Tsipras hoped that a deal with the international creditors would come through despite last Sunday’s referendum in Greece that saw more than 61 percent of Greeks backing the Syriza coalition’s call to reject the latest bailout plan proposed by the European Commission, the European Central Bank and the International Monetary Fund.
“The majority of Greek people feel that there is no other choice but to stop treading this road to nowhere,” he said.
However, he added that the Greek people’s “brave choice in conditions of unprecedented pressure” did not necessarily mean a break with Europe.

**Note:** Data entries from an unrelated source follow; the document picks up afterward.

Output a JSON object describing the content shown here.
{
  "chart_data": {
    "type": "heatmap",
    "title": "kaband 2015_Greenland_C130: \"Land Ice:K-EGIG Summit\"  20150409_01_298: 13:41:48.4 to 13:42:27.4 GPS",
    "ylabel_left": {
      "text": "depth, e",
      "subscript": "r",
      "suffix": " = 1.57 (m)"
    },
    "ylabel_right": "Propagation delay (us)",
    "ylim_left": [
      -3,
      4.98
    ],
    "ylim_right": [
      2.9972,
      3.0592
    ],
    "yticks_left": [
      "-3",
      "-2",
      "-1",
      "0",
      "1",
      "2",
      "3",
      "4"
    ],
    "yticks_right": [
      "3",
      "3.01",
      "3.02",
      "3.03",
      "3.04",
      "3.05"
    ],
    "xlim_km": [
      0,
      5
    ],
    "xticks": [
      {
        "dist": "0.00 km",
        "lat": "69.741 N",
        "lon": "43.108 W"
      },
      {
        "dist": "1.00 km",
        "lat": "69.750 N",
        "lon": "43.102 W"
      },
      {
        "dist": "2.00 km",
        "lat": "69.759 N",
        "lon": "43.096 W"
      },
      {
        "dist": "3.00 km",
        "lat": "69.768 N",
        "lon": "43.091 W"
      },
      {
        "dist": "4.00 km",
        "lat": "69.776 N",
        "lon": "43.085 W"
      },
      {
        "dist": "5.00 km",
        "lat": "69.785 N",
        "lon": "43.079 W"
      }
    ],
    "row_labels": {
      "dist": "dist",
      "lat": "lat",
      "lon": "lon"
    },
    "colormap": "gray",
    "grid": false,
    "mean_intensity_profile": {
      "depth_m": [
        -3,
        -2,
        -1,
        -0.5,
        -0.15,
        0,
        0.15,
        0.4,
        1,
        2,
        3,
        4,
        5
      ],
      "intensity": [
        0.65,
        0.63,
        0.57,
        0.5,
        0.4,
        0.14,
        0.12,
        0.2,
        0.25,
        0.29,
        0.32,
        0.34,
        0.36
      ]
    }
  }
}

“We do not want to clash with Europe, but we want to change the mindset that has taken us and the eurozone down,” the Greek leader added.
He also said that it was time to admit that the austerity experiment in Greece had failed. “My country was used to experiment with austerity. The experiment, we must admit, failed…. I take full responsibility for what has happened over last five months, but our problems have evolved over the last five years,” he said.
He also clarified that he was not putting the entire blame of Greece’s current problems on foreign interests. “I’m not one of those politicians who claim that foreigners are to blame for all of Greece’s woes…Previous governments created ‘clientelistic state’, furthered corruption and strengthened ties to economic elite,” he added.
He also vowed that Athens would once again present new proposals on Thursday. “Tomorrow, we are going to come up with some very specific proposals,” he said.
In the end, he urged all sides to come together for a solution. “Now, must reach a viable and honest compromise, one that will avoid a historical break and goes against EU tradition,” he said.
In his remarks to the parliament, European Council President Donald Tusk said that Greece’s “last chance” to make a deal had now begun.
“Seek help among your friends, not your enemies – especially when they are unable to help you. And if you want to help your friend in need, do not humiliate him,” Tusk said.
He called for unity otherwise “we will wake up in four days in a different Europe. This is really and truly the final wake up call for Greece”.
He also noted that the Eurogroup President Jeroen Dijsselbloem had received a new European Stability Mechanism request.
“I hope this is a good sign for tomorrow,” he said.
The European Stability Mechanism is an European Union agency that provides support funds to member states in crisis.
Tusk warned that the failure to find agreement might lead to bankruptcy of Greece and the insolvency of its banking system. “And for sure it will be most painful for the Greek people. I have no doubt that this will affect Europe, also in the geopolitical sense; if someone has any illusion that it will not, they are naive,” he said.
EU leaders have warned the Greek government that a failure to reach an agreement with international creditors by next Sunday (July 13) would mean an end to all bailout negotiations. This means that Greek banks, which are nearly out of funds, would receive no further aid from the European Central Bank, and thus the country would be effectively forced out of the euro system.
Since 2010, the EU and the IMF have allocated around €240 billion ($265 billion) in bailout loans to Greece.
A €245 billion ($270.5 billion) bailout program under the European Financial Stability Facility ended late last month. Greece is due to make a €3.5 billion ($3.86 billion) payment to the European Central Bank on July 20.